As duas visões me parecem ingênuas e pouco respeitosas para com a história real dos homens, que tem sido sempre uma mescla muito difícil de separar entre o avanço e o retrocesso, ou, se quiserem, entre o progresso e o regresso. É certo que hoje a visão progressista da história entrou em uma crise profunda e são poucos os que se atrevem a proclamá-la sem matizes. Em um momento histórico como o nosso, de exploração econômica e social, e de incerteza política, em um momento de crise terrível em continentes inteiros, em um momento de êxito da violência irracional, do fundamentalismo político, religioso e militar, a idéia de uma humanidade que progride de forma constante e irreversível não se encontra em seu melhor momento. Talvez por isso, a outra visão de uma história – a que parte do mito de um paraíso originário – continua encontrando adeptos e se converte para muitos em anseio espiritual e em reserva de esperança. Como se, já que não podemos confiar no futuro, ao menos tenhamos à mão um passado esplêndido ao qual possamos recorrer.

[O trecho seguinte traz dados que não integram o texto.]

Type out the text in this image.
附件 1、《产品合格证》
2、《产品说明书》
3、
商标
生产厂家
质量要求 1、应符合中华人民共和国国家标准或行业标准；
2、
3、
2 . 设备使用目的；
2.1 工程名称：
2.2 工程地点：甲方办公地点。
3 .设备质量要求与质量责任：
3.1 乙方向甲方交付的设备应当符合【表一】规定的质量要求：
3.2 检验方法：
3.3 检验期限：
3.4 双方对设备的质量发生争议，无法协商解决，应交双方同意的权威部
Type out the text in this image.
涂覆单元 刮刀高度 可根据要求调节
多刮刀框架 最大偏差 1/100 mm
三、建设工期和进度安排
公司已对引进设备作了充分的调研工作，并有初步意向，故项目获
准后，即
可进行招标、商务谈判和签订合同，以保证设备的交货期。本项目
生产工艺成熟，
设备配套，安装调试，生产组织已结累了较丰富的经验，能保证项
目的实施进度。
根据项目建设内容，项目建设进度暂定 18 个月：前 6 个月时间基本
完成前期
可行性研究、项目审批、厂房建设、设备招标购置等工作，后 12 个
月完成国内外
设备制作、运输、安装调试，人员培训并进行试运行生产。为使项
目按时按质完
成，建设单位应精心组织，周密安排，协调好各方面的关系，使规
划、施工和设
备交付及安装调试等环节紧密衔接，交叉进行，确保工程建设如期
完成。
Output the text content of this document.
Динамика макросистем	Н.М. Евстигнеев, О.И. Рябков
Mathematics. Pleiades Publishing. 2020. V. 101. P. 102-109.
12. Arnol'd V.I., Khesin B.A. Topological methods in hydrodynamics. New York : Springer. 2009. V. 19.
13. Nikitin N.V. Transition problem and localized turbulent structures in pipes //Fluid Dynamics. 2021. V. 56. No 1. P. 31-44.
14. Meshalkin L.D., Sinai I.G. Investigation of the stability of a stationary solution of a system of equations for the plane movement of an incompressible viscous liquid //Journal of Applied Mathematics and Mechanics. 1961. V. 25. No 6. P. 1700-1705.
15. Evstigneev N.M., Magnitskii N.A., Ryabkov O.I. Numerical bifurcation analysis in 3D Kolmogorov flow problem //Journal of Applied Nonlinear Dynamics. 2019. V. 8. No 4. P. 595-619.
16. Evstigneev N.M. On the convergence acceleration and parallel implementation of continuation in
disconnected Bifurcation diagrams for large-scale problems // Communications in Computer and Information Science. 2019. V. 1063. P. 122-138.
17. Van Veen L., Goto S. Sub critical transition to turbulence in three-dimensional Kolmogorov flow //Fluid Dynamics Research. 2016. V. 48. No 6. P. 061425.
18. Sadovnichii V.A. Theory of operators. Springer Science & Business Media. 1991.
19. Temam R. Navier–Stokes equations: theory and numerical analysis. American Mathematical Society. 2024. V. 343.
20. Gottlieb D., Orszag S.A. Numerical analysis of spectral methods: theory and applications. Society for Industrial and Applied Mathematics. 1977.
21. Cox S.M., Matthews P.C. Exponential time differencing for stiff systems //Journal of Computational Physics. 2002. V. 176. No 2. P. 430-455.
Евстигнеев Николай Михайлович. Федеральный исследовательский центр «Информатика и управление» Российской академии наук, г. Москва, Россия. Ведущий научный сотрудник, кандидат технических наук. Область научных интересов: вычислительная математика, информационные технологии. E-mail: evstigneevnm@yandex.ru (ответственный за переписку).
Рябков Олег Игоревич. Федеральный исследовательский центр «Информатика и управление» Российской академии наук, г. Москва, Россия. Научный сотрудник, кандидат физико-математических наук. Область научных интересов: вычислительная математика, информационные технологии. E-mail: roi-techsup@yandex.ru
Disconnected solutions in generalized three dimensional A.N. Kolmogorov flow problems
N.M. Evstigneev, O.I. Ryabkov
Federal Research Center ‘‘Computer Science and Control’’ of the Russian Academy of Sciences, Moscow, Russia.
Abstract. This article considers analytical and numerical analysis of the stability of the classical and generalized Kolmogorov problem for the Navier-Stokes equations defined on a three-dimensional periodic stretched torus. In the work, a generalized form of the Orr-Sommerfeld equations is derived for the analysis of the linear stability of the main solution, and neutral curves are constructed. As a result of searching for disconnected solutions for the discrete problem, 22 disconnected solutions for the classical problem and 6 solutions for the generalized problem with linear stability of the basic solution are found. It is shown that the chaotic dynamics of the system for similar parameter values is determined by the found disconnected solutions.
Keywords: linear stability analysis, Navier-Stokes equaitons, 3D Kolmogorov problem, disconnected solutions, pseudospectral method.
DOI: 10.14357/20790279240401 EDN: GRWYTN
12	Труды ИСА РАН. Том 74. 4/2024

Estou pessoalmente disposto a manter minha desconfiança diante dos que anunciam o futuro como uma época de progresso global e indiscutível. Veja bem, a desconfiança ao olhar adiante não nos deveria tornar excessivamente otimistas quando olhamos para trás. Mesmo o ato de pôr a esperança num passado distante não contribui com os anseios dos que o fazem. Porque, se temos de olhar nosso álbum de fotos muitas vezes para reviver épocas boas, quem sabe seja porque o presente e o futuro – o que mais nos interessa e nos mobiliza – não nos ofereçam atrativos. Além disso, o problema do olhar retrospectivo se agrava quando nos advertimos de que o passado imaginado não é recuperável nem tampouco certo, porque nunca existiu como imaginado, porque o passado idílico é simplesmente um passado idealizado ou, se quiser, um reflexo.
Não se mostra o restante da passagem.